24 officials transferred from posts following Bangkok attack

24 officials transferred over misconduct in investigation of bombing of Bangkok shrine earlier this month

Photo by: Reuters
Photo by: Reuters

Eighteen police officers transferred to inactive posts

Eighteen police officers in Bangkok and six immigration officials in the northeast of Thailand were transferred to inactive posts due to alleged misconduct related to the bombing of the Erawan Shrine in Bangkok on Aug. 17.

The 18 police officers were sent to inactive posts for falsely stating that they were sure where bomb materials and a suspect were found, which was later discovered to be false. Another reason for transferring the officers to inactive posts was that they did not follow instructions from police central command such as carrying out investigations of property and suspicious foreigners.

The deputy commander of Bangkok’s Division 3 command, the superintendent of Min Buri police station and the superintendent of Nong Chok police station were among the eighteen officers who were transferred.
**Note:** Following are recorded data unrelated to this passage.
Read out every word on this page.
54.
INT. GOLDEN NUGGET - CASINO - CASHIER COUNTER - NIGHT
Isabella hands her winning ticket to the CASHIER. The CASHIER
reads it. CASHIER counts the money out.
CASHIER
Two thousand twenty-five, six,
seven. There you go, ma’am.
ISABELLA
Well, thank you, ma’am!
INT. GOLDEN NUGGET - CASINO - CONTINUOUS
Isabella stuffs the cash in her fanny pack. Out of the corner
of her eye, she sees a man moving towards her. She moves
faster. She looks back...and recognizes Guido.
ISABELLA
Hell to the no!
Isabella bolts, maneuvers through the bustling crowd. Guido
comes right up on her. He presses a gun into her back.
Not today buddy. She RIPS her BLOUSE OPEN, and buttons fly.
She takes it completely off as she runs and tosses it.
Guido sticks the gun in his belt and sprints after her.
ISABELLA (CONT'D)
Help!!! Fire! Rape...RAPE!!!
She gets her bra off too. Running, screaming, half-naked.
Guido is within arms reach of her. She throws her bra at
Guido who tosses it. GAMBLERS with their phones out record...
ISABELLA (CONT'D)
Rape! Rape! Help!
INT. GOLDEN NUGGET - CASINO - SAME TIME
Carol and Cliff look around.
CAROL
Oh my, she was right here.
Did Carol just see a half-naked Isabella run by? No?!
Ten of them have been ordered to report to Bangkok police headquarters and await further investigation, Thai police reported.

Six immigration police officers in Sa Kaeo Province were transferred to inactive posts in the Royal Thai Police headquarters in Bangkok.

According to police chief Somyot Pumpanmuang, the reason for the transfers was that the officers had neglected their responsibilities and allowed illegal foreign laborers to enter Thailand from Aranyaprathet checkpoint, across the border from Poipet, Cambodia.

In related news, the Thai Rath newspaper reported this morning that a foreign man was arrested on Saturday in Bangkok for illegally entering Thailand by bribing Sa Kaeo immigration police. The claim was under investigation, Somyot said.

The Bangkok blast occurred on Aug. 17 and killed 20 people.

The identity and nationality of the first unnamed suspect became a matter of controversy shortly after his arrest as one of the passports found in his apartment indicated he was a Turkish citizen.

Later a Thai National Police Spokesman confirmed that the document was fake and they do not know the man’s nationality.

“The passport you see is fake,” said Prawut, “We don’t know if he is Turkish or not.”

Turkey’s Bangkok Embassy also told local authorities in Thailand that the suspect is not a Turkish citizen.

After the man’s arrest Thailand’s Nation TV on Saturday aired an image of a suicide vest allegedly belonging to the accused Bangkok Erawan Shrine bomber.

The image later proved to be fake as it was taken from US Transport Security Administration’s official blog on March 8, 2013.

Thai Police wrote on their official Twitter account that footage of the vest circulating on social media was not related to the bombing.

"These images were not involved in the bombing, and are not from the Thai government," the tweet said.

The TV station has drawn criticism from social media users for airing the images.

Thai authorities have drawn criticism as the investigation into the bombing has failed to produce any concrete results so far and inconsistencies in the evidence have undermined its reliability.